What is the big-O cost function of this algorithm?

Question

How would you characterize the below in big-O notation?

rotors = [1,2,3,4,5 ...]
widgets = ['a', 'b', 'c', 'd', 'e' ...]

assert len(rotors) == len(widgets)

for r in rotors:
    for w in widgets:
        ...

    del widgets[0]

Answer 1

Yeah that's why these big O problems are always hard to figure out. But if I had to guess I'd say O(n^2) since you are going through 2 for loops carrying out some operation each time.

Answer 2

At the risk of being both contrary and pedantic, you really haven't provided enough information to answer the question in general terms. Certainly the performance is no better than O(n^2), but since you give no details about what you're doing in the inner loop, it will in general be much worse.

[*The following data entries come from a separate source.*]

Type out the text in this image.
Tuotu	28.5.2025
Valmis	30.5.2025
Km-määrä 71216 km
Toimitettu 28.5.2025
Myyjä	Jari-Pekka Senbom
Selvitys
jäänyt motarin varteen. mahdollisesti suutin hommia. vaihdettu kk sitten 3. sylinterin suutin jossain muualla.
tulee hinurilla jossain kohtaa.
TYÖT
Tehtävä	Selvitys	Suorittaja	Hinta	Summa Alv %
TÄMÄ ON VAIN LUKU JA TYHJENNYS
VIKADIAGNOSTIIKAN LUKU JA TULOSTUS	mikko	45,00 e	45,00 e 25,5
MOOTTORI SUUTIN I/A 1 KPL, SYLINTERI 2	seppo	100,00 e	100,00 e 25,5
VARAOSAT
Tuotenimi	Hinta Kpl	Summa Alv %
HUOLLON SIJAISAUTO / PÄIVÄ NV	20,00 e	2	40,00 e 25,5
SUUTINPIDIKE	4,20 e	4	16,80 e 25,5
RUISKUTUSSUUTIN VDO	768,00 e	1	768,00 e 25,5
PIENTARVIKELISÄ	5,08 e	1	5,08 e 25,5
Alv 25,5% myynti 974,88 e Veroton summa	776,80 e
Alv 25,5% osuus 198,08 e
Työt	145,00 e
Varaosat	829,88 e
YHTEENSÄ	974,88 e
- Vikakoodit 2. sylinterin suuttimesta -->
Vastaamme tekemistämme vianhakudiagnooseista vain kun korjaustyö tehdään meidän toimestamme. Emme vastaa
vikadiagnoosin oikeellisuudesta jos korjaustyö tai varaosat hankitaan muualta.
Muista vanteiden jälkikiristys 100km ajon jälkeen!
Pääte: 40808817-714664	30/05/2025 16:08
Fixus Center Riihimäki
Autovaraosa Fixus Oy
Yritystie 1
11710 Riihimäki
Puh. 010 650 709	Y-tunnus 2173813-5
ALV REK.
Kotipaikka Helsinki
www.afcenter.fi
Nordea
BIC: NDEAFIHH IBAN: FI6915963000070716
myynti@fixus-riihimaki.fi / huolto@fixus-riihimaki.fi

However, assuming that what's going on in the inner loop is O(1), then the overall performance is O(n^2).

Answer 3

This algorithm will have a worst case performance of O(n^2).

Answer 4

It's O(n^2), but I think people are missing the delete part of this question.

The first loop you have n widgets.
The second loop you have n-1 widgets.
...
The n-1 loop you have 2 widgets.
The n loop you have 1 widgets.

You might think that you lower the Big-O but all the delete does is multiplying the coefficient by 1/2.

This is because n+(n-1)+...+2+1 = n(n+1)/2. As N goes to infinity it turns into n^2/2 which is just O(n^2)

Answer 5

It's O(n^2). You can see that the number of inner loop executions is:

n + (n - 1) + (n - 2) + ... + 1

because one widget is deleted every outer loop iteration. That is (n^2+n)/2, which is O(n^2).

Answer 6

Because of the assertion:

assert len(rotors) == len(widgets)

the answers of O(n²) are correct, but in the general case where the lists aren't necessarily the same length, you'd call it O(m*n).

Answer 7

since you're going through both loops it's O(n^2).